In nature, it is extremely common to find proteins that assemble into homo-oligomeric complexes from multiple copies of themselves. Almost half of known proteins form such complexes, most of which are cyclically or dihedrally symmetric. In some exceptional cases, however, protein molecules will self-assemble into much larger, closed three-dimensional geometries resembling the Platonic solids. Examples include icosahedral viral capsids, bacterial microcompartment shells, and octahedral ferritin assemblies. Protein scientists have studied and marveled at these exquisite protein cage structures for decades, and some have even ventured to produce novel types of protein cage assemblies unseen in nature through their own engineering efforts. In recent years, the field of protein design has seen striking progress in the development of design methodologies for taking proteins found in nature and modifying them to self-assemble into cages of tetrahedral, octahedral, or icosahedral point group symmetry, and these unique new types of protein assemblies are even beginning to find use in medicine, imaging, and biomaterials applications. My thesis work addresses both the design and application areas of the field of symmetric protein cage design.

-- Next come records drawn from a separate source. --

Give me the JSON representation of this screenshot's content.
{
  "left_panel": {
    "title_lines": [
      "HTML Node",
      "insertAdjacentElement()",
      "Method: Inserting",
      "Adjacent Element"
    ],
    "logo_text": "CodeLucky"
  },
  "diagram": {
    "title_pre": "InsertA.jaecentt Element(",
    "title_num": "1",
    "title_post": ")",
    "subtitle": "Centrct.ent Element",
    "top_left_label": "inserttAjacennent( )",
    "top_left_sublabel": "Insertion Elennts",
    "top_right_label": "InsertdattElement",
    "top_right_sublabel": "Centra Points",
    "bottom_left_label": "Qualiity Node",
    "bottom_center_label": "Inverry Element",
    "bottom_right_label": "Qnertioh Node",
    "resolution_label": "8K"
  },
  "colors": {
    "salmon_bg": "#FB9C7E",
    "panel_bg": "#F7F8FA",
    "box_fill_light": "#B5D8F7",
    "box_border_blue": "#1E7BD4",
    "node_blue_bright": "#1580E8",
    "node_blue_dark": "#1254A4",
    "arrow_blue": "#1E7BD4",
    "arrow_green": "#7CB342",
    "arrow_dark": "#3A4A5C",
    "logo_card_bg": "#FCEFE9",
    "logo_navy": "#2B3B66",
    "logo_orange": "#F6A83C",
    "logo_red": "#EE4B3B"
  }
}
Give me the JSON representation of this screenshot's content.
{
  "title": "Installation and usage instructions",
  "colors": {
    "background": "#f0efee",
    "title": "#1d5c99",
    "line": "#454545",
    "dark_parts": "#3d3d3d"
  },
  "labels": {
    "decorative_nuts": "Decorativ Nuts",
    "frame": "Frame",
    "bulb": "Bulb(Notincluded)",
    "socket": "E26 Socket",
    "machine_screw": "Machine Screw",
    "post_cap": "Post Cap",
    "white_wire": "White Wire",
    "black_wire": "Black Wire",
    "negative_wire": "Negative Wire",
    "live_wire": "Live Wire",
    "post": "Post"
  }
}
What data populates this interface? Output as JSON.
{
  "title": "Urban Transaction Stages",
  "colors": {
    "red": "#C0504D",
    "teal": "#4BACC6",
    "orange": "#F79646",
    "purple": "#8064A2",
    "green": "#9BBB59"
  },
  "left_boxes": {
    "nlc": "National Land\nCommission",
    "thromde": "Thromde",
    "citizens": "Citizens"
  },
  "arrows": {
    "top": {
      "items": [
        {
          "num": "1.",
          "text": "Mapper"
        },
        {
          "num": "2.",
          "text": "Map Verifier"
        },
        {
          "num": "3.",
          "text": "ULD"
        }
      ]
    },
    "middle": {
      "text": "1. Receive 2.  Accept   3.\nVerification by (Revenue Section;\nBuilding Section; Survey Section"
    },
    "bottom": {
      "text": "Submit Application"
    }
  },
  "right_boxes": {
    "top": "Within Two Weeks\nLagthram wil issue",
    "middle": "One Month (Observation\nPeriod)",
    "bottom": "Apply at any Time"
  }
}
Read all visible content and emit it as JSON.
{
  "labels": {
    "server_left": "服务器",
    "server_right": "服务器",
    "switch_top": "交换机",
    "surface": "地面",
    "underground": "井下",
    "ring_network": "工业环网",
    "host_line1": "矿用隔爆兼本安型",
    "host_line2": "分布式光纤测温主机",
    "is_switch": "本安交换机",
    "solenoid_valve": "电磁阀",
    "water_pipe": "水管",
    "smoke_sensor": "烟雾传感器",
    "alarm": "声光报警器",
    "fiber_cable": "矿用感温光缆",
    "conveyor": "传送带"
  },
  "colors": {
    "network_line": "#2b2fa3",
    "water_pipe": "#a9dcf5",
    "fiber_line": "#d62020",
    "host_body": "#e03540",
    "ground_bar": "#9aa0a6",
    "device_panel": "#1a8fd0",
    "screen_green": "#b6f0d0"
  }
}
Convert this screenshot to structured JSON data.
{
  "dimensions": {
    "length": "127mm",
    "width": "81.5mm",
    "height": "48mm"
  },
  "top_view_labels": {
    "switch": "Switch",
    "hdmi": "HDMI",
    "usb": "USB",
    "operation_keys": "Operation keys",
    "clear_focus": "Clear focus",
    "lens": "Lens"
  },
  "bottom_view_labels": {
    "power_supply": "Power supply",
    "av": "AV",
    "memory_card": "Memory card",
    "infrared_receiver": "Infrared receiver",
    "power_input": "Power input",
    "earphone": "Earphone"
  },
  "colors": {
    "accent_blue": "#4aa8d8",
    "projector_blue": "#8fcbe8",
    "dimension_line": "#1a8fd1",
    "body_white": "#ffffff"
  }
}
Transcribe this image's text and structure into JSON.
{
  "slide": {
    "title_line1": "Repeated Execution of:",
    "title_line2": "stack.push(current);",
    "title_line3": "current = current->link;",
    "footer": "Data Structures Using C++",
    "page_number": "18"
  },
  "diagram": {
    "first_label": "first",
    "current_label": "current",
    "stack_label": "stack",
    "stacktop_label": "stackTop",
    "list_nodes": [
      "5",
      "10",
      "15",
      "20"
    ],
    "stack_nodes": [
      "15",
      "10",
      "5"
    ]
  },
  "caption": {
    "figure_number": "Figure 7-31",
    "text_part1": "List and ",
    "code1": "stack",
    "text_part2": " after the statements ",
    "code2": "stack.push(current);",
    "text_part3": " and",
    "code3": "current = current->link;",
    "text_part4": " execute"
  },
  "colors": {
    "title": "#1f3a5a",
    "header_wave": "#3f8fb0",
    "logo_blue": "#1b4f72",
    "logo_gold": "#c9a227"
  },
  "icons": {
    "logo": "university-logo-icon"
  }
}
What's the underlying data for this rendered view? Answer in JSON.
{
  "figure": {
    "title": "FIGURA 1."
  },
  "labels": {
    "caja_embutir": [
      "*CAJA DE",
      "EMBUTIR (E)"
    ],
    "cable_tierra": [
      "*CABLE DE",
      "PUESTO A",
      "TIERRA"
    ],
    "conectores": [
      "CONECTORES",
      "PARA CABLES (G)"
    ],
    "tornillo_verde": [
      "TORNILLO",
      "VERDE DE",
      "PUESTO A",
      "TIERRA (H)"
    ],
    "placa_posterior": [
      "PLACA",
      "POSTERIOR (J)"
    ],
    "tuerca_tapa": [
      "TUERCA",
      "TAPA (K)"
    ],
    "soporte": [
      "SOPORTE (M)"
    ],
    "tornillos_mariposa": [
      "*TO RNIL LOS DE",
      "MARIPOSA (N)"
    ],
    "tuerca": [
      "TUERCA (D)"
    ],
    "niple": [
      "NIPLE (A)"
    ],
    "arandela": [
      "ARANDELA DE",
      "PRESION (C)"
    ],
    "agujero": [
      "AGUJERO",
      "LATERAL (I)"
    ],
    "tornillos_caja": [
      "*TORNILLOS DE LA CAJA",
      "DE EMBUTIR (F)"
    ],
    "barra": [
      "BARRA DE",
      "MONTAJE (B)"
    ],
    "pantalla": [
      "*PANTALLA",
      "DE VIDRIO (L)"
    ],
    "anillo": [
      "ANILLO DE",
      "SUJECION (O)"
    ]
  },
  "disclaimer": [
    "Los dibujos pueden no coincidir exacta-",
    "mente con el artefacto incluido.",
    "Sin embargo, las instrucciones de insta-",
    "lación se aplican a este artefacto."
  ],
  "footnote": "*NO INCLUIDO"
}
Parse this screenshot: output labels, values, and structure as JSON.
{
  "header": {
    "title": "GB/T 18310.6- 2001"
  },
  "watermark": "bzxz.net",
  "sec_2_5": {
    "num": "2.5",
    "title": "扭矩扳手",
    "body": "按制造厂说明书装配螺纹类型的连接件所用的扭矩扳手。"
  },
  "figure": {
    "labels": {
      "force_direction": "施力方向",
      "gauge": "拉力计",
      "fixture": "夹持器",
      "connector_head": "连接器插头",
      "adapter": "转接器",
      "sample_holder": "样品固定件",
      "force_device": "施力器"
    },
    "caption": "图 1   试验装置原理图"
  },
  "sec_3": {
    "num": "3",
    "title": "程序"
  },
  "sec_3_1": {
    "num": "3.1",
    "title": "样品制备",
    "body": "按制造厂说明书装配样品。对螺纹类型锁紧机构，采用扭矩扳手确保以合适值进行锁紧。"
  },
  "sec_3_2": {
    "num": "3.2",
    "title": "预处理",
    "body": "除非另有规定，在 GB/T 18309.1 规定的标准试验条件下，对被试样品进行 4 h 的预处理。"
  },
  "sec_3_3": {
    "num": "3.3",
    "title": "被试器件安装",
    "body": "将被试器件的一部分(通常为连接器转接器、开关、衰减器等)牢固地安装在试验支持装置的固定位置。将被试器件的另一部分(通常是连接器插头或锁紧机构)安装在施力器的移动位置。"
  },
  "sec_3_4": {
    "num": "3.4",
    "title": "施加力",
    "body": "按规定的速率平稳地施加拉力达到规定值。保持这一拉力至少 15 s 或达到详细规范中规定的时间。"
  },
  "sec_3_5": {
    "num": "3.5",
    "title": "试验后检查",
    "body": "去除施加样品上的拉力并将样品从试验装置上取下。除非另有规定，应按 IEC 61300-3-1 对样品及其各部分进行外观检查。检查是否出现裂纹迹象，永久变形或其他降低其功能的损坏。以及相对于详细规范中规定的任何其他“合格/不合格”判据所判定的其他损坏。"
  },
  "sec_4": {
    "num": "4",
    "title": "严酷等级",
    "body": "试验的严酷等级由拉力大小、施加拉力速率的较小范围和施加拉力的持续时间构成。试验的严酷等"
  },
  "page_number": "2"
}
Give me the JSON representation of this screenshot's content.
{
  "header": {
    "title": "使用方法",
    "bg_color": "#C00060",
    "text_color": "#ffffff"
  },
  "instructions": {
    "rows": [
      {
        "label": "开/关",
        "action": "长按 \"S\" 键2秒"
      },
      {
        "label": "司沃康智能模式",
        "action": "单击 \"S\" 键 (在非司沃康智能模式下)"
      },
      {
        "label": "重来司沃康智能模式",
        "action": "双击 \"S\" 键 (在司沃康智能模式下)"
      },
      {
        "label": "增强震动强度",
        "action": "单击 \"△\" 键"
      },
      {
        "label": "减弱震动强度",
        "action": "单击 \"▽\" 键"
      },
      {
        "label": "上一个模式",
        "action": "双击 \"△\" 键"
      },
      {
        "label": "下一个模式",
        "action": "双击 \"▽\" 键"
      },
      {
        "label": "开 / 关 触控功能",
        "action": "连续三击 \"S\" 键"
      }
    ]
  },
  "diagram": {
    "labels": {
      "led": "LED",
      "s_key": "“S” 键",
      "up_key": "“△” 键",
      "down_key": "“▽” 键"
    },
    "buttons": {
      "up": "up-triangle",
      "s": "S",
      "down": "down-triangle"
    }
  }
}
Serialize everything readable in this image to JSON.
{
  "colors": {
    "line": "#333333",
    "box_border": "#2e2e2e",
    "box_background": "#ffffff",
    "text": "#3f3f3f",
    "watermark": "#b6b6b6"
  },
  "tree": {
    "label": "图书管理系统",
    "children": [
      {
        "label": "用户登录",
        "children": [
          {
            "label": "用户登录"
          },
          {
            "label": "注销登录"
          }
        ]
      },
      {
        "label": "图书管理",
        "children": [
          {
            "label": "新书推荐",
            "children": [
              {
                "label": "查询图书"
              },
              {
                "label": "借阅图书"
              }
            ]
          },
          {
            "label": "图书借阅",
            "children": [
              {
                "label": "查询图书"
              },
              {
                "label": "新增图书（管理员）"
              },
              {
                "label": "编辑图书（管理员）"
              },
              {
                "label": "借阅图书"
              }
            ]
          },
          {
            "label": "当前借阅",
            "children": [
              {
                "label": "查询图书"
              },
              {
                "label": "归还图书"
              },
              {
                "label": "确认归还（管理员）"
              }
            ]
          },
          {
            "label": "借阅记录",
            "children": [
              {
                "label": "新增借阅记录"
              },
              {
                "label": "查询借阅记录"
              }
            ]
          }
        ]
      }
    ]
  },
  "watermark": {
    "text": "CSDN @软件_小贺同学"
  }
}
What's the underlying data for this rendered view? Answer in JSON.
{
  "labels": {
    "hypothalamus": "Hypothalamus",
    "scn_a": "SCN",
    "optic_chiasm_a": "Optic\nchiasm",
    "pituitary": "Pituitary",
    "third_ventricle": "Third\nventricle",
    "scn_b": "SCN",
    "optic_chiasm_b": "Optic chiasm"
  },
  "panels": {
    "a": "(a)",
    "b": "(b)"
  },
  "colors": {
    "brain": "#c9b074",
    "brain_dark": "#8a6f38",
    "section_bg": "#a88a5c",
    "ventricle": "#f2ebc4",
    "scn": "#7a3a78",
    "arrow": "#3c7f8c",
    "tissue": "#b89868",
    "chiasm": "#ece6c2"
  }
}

In Chapter 1, I include a recent review article on high symmetry protein assemblies, both natural and designed. A survey of all known structures in the Protein Data Bank that self-assemble into unique complexes with tetrahedral, octahedral, or icosahedral symmetry gives context for the types of biological functionality that seem to necessitate or benefit from such higher-order symmetries, although some intriguing mysteries remain unsolved. Our comparison of natural protein assemblies to the recent types of designed protein cages also emphasizes some unique properties of designed cages that remain unseen in natural assemblies.
Next, I go on to describe some recent efforts to improve cage design methods to make cages that more reliably self-assemble into desired architectures when produced in the laboratory. In Chapter 2, we describe the design and characterization of two tetrahedral protein cage assemblies which were engineered to have hydrogen bonding networks at the interface between their two oligomeric components. These cages exhibit exceptionally high levels of soluble expression compared to most previous designed cages, but atomic structures solved by X-ray crystallography reveal some surprising deviations from the designed models.
In Chapter 3, I describe efforts to design and characterize a protein icosahedron that self-assembles from 60 copies of a single designed protein subunit. To date, a designed icosahedral protein assembly formed from genetically fused protein oligomers (as opposed to multiple proteins self-assembling with a computationally designed interface) has yet to be validated in atomic detail. Challenges in achieving this goal have made it clear that novel, alternative design strategies are necessary. We describe the creation of a double-fusion protein containing dimer-, trimer-, and pentamer-forming protein domains in a single protein construct, which forms an icosahedral assembly when overexpressed in bacteria. The cage assembly is characterized by electron microscopy, small angle X-ray scattering, and other solution-state methods.
I then go on to describe a project which applies a previously characterized tetrahedral protein cage scaffold as a platform for the multivalent display of cellulase enzymes. In Chapter 4, we describe the utilization of the T33-21 cage scaffold as a platform for covalently fusing other proteins to the exterior of the cage post-translationally using a sortase ligation method. In this work, we attach two different cellulase enzymes simultaneously to the cage scaffold and demonstrate increased synergy between the two enzymes in cellulose degradation assays.
In conclusion, the work described in this thesis contributes to the ongoing development of novel design methodologies for engineering high symmetry protein cages, including some important lessons learned along the way, and goes on to describe the application of a designed cage scaffold as a multi-enzyme display platform for potential use in biofuels and other biomaterials technologies.